Attack Graph
Overview
Section titled “Overview”The Attack Graph renders your environment’s attack paths as an interactive, force-directed graph — nodes are identities and resources, edges are the moves an attacker can make between them. It’s the fastest way to see how exposure connects.
Key benefits
Section titled “Key benefits”| Benefit | Capability | Business value |
|---|---|---|
| Intuition | Visual graph of nodes and edges | Grasp complex exposure at a glance |
| Exploration | Pan, zoom, expand, and inspect nodes | Investigate without reading raw data |
| One place | Graph Analysis Hub for all graph views | Resource, attack, and force graphs together |
How it works
Section titled “How it works”Open Attack Analysis → Attack Graph. Each node represents an identity or resource; edges represent possible transitions (impersonation, permission grants, network reach). Selecting a node reveals its details and the paths that pass through it, so you can trace a chain end to end.

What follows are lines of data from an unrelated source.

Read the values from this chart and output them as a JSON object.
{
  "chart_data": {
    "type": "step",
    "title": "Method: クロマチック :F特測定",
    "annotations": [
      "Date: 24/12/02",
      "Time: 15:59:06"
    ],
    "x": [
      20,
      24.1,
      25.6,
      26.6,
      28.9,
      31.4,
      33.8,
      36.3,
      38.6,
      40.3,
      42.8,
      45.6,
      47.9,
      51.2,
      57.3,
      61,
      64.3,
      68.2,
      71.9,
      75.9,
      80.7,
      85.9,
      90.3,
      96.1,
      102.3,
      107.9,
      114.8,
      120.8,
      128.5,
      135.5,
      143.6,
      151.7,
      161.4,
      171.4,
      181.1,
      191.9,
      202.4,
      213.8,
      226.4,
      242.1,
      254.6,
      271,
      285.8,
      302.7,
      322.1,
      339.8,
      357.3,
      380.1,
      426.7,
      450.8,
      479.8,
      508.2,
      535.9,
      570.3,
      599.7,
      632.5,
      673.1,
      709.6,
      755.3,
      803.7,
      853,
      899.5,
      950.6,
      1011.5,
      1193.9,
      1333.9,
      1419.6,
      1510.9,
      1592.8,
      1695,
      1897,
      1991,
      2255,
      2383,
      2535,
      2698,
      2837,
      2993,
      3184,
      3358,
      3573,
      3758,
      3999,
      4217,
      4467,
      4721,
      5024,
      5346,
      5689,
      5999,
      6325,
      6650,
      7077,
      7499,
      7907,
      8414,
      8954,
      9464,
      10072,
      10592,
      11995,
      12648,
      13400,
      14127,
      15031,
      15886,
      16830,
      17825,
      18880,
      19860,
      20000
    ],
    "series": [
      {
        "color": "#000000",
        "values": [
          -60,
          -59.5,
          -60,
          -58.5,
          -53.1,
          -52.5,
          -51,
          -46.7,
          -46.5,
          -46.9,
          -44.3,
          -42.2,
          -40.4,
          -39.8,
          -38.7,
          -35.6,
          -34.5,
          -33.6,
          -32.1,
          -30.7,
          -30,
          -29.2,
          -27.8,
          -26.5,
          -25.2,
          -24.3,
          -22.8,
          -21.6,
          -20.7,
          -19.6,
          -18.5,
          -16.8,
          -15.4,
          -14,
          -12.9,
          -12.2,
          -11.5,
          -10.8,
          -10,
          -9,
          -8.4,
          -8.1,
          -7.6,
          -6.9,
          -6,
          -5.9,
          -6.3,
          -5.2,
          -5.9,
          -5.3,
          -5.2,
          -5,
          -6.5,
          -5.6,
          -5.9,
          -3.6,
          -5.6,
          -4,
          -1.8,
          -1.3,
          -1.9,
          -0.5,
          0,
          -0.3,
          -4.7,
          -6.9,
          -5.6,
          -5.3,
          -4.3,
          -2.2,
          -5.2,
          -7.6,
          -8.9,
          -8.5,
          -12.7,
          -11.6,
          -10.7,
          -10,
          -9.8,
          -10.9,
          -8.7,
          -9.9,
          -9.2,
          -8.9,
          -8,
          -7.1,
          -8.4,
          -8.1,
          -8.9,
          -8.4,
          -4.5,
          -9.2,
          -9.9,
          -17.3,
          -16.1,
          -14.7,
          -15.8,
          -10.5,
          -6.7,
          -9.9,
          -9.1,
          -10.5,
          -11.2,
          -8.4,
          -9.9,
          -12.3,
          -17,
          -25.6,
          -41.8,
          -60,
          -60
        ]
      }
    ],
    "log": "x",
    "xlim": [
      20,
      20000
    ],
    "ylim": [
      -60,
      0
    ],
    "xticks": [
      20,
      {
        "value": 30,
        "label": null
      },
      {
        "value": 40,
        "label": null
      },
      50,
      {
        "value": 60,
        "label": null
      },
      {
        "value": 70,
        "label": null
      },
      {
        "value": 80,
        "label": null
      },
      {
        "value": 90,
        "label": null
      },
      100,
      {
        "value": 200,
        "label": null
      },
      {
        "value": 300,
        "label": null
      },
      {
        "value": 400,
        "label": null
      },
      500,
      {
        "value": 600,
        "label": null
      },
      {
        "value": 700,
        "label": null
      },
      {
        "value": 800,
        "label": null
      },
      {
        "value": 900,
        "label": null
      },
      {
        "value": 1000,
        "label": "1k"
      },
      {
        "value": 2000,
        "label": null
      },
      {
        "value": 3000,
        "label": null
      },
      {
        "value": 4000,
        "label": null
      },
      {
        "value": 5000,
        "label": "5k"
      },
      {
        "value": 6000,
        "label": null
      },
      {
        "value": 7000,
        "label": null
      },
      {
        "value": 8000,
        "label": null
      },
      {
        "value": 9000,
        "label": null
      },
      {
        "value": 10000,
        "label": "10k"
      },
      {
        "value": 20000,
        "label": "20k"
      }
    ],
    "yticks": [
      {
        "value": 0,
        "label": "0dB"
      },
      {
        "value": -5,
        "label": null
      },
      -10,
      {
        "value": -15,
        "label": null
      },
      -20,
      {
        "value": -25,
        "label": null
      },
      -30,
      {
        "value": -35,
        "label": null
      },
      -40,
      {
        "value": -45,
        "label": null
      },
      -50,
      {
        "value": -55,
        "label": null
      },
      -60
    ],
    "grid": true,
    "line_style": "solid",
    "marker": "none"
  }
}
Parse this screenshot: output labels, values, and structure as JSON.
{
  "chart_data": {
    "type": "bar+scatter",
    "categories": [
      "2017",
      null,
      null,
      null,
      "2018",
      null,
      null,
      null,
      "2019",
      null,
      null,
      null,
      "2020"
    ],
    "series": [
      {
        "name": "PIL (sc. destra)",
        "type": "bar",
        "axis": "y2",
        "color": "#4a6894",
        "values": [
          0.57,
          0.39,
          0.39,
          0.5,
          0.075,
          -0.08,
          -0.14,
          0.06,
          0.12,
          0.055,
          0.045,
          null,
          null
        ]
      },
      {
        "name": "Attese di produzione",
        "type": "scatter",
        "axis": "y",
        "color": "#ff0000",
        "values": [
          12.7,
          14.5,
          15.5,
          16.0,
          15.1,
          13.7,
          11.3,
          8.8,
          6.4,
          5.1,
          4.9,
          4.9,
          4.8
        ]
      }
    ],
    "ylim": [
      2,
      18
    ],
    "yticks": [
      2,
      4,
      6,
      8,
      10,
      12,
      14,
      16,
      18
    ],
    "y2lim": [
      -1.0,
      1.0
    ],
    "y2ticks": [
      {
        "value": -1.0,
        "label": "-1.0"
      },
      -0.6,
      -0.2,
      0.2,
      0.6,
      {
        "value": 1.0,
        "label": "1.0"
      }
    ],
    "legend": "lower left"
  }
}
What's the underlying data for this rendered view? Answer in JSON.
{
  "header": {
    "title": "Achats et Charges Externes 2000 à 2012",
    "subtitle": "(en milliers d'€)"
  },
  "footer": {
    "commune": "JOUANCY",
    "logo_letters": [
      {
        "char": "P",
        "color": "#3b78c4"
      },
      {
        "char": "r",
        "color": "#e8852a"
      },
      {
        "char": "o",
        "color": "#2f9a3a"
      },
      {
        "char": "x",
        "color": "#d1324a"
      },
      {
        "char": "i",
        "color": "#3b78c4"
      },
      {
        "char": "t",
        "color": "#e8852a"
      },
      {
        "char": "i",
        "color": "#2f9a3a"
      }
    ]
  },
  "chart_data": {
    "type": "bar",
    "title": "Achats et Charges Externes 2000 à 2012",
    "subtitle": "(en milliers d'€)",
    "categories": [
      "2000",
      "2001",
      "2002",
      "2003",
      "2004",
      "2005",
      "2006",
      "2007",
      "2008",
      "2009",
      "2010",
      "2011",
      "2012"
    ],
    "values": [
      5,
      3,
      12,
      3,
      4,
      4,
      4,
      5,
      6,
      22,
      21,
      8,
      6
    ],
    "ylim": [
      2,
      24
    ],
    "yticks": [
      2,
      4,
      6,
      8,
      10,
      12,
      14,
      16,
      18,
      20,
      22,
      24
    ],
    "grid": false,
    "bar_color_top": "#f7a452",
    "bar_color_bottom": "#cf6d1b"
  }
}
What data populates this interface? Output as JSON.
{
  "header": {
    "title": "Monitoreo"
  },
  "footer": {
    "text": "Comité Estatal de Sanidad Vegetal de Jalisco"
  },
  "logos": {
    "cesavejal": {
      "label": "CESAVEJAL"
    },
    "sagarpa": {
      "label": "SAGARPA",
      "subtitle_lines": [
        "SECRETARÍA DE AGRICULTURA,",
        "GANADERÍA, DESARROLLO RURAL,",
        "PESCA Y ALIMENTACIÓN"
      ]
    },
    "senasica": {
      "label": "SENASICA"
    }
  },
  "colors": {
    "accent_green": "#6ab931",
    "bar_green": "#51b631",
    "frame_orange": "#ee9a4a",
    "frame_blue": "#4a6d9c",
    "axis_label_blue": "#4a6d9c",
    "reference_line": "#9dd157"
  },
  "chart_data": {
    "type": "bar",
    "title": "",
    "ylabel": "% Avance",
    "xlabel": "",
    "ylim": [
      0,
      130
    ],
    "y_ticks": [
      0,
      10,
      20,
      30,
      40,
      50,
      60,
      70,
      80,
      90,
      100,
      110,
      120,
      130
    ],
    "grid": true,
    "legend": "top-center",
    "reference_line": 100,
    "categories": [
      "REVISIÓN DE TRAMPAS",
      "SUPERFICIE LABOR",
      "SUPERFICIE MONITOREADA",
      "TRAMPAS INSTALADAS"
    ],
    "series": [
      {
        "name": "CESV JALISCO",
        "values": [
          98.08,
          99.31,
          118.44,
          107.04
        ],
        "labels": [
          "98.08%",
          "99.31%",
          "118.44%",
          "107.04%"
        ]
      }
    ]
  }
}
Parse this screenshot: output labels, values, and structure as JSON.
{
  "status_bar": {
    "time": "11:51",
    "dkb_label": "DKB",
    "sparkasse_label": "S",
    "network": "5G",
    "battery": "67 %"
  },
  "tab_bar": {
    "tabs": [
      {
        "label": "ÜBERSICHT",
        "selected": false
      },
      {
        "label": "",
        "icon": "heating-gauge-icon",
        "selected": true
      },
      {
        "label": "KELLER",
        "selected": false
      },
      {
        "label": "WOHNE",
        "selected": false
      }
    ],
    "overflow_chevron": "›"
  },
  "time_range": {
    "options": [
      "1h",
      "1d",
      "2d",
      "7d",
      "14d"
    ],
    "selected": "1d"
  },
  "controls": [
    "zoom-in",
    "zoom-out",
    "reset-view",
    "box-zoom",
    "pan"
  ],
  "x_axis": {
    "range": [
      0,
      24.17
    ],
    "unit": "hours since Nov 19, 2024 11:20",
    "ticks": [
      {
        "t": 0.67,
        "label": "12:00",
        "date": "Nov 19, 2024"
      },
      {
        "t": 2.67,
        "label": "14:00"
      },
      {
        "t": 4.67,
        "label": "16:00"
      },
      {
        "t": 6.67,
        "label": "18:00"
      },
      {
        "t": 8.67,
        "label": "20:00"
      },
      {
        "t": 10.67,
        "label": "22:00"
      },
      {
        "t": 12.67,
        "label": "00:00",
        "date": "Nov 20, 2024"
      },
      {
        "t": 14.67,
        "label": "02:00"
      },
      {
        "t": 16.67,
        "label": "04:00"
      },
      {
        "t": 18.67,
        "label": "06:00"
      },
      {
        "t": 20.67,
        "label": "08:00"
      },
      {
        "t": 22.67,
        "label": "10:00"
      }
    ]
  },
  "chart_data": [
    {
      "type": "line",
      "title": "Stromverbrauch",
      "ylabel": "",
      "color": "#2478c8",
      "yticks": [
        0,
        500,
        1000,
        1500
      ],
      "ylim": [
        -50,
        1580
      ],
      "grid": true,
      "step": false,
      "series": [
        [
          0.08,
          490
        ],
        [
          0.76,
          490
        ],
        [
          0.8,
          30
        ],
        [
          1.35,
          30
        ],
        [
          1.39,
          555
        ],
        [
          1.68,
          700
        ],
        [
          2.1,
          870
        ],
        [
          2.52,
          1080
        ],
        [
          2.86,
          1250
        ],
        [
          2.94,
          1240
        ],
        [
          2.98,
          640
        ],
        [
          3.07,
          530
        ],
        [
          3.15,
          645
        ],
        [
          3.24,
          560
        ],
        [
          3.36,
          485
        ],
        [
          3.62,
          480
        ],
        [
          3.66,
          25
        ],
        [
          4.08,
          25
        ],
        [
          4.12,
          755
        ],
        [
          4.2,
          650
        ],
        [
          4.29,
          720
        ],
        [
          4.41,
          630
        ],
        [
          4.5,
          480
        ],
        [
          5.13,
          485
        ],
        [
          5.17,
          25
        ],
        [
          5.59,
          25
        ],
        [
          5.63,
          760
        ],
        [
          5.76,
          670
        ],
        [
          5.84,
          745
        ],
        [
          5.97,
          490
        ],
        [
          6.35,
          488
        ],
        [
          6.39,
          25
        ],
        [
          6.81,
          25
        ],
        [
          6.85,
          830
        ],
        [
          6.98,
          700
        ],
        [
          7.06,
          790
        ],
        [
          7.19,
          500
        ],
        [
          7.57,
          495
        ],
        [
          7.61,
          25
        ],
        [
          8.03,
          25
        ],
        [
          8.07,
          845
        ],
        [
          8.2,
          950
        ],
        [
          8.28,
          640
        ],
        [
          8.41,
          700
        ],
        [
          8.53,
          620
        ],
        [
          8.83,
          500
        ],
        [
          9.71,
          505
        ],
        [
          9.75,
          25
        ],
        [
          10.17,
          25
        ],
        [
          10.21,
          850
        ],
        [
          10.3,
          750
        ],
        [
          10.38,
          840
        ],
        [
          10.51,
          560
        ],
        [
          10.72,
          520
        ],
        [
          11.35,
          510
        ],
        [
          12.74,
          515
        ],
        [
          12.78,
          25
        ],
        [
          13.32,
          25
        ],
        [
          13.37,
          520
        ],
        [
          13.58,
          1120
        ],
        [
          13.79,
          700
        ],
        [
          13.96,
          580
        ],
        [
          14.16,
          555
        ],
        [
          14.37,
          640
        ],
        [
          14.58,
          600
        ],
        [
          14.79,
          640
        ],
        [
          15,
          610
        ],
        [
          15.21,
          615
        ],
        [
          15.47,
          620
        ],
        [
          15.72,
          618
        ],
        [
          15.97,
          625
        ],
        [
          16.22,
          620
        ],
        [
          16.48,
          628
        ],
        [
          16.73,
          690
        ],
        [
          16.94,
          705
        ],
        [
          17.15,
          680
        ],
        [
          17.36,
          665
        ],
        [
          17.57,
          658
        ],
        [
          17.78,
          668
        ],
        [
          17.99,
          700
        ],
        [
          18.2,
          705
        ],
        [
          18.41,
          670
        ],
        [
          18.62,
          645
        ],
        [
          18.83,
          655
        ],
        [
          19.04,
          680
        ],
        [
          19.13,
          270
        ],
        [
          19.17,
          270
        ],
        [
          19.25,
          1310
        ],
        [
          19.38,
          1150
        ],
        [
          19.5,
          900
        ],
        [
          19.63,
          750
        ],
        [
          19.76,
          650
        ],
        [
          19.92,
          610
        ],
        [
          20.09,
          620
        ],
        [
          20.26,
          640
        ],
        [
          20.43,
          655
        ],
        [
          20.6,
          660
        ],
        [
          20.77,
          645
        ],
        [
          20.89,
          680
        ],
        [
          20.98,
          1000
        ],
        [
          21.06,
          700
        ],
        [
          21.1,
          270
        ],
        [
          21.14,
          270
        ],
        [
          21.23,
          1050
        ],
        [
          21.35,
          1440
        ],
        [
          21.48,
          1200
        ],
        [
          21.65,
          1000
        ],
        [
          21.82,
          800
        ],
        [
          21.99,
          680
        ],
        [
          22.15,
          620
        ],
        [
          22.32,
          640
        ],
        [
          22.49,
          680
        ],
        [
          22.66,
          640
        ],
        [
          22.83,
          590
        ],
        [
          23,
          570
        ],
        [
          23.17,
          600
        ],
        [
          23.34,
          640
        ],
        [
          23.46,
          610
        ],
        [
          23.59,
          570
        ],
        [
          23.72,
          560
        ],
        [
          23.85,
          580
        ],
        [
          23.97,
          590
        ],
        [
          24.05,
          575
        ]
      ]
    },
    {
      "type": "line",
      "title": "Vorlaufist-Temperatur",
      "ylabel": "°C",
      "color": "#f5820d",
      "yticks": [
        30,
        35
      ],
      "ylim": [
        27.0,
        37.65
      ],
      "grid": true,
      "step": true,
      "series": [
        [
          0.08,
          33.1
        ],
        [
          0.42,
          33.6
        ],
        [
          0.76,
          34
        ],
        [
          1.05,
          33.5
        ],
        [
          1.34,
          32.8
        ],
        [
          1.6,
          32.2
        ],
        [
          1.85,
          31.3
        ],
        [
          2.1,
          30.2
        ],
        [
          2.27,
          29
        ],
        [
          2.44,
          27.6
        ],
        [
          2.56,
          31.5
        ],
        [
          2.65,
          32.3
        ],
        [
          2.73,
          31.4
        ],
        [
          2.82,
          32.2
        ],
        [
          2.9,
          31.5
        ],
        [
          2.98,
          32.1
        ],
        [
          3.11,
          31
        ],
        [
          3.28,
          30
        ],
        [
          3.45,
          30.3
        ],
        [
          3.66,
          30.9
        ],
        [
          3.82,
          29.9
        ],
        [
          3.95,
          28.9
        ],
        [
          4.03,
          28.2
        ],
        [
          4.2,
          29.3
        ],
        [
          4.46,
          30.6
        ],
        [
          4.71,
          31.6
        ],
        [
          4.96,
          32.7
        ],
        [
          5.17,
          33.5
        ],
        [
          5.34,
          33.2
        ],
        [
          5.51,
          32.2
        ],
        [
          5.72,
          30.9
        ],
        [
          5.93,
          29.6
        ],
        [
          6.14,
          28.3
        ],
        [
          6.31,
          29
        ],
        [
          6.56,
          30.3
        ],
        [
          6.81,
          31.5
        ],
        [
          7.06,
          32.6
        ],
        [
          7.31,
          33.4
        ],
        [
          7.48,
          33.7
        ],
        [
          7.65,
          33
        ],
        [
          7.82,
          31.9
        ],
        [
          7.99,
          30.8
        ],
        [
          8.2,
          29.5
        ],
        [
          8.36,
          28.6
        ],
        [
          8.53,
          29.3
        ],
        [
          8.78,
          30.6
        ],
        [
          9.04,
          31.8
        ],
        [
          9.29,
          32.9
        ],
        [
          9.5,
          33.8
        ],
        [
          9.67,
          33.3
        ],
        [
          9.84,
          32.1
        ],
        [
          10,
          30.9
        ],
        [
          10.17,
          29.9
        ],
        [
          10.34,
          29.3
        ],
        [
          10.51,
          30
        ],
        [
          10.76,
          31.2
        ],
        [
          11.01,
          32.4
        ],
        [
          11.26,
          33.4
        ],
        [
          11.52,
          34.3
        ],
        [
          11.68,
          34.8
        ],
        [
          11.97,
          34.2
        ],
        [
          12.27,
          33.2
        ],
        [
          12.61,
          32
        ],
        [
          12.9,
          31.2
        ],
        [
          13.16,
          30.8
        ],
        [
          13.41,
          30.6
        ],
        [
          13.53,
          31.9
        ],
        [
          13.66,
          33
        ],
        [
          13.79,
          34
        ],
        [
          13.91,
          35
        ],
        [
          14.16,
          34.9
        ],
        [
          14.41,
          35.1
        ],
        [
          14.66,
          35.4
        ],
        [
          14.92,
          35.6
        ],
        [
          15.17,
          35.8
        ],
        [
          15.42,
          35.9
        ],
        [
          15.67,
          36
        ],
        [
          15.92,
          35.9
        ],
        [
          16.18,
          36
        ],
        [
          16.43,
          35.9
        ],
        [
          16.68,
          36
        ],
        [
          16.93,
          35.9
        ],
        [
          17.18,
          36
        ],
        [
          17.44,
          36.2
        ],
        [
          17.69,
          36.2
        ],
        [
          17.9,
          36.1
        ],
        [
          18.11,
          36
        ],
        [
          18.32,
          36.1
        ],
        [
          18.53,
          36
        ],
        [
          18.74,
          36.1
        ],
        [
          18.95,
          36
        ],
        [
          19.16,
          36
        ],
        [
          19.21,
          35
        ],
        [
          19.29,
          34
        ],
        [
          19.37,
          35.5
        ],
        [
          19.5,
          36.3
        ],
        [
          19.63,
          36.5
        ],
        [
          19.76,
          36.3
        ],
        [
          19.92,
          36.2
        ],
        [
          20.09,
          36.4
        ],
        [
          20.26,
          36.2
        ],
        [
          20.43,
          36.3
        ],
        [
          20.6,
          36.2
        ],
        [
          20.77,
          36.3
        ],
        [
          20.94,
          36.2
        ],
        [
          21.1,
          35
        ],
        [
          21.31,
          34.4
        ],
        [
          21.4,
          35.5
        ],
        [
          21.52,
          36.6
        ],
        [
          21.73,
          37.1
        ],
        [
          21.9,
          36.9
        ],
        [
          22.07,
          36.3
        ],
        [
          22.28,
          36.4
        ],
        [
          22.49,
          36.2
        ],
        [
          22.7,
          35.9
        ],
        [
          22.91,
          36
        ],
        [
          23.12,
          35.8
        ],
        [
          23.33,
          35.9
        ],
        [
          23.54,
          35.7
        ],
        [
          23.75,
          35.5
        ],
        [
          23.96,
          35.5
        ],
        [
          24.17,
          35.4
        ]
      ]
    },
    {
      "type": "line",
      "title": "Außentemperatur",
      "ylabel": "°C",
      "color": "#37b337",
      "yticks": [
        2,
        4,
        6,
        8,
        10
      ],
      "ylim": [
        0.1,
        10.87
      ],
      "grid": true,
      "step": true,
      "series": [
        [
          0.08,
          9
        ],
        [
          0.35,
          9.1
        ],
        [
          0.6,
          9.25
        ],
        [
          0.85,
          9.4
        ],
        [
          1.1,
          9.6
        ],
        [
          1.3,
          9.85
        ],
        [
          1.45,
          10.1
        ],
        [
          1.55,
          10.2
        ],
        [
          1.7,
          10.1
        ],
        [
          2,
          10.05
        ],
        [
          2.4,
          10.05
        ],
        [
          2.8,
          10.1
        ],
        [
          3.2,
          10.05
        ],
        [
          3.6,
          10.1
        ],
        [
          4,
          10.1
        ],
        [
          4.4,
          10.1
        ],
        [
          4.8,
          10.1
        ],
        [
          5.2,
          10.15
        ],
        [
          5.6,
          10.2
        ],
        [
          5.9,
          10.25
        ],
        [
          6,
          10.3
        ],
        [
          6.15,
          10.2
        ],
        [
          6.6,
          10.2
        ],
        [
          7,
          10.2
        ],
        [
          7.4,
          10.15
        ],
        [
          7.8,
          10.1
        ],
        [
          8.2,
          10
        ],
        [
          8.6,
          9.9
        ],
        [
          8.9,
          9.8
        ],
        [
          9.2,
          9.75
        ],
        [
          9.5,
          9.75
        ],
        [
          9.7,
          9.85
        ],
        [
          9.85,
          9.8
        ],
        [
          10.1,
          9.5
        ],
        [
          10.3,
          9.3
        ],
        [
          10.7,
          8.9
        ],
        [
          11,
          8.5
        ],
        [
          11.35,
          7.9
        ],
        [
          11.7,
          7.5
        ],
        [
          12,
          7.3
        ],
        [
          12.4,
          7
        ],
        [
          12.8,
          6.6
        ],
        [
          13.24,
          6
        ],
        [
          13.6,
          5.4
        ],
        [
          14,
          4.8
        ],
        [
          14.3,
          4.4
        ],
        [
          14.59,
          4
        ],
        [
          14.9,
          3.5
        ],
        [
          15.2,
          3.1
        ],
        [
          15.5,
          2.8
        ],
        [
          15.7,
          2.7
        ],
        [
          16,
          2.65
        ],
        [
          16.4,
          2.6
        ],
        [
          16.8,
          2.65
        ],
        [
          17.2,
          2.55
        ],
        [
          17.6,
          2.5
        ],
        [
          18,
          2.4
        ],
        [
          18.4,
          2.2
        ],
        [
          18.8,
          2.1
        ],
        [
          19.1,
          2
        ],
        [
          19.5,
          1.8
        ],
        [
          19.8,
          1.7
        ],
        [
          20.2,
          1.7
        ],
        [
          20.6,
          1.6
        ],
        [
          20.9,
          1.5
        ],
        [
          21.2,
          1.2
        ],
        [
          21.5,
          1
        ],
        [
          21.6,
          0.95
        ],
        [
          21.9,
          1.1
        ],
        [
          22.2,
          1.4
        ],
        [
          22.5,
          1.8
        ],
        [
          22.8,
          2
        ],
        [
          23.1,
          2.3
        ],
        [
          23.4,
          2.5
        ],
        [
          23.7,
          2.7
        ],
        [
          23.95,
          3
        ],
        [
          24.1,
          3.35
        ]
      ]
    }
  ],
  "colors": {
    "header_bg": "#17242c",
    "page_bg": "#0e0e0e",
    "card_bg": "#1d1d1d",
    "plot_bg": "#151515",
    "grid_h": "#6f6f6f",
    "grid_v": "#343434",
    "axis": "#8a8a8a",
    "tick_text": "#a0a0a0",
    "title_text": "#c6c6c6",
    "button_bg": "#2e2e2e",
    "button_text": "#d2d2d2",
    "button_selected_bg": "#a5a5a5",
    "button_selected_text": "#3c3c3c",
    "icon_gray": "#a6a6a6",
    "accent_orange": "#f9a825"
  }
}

The Graph Analysis Hub (Operations → Graph Analysis Hub) brings the graph views together — the resource relationship graph, the attack graph, and the force-directed view — for a single scan.
Implementation / workflow
Section titled “Implementation / workflow”- Run a scan and open Attack Graph (or the Graph Analysis Hub).
- Identify dense clusters and high-degree nodes — these are often choke points.
- Click through a path to its findings and remediation.
- After fixing a choke point, re-scan and confirm the graph thins out.
Best practices
Section titled “Best practices”- Look for high-degree nodes (many edges) — securing them often collapses multiple paths.
- Use the graph alongside Top Paths for a ranked, then visual, workflow.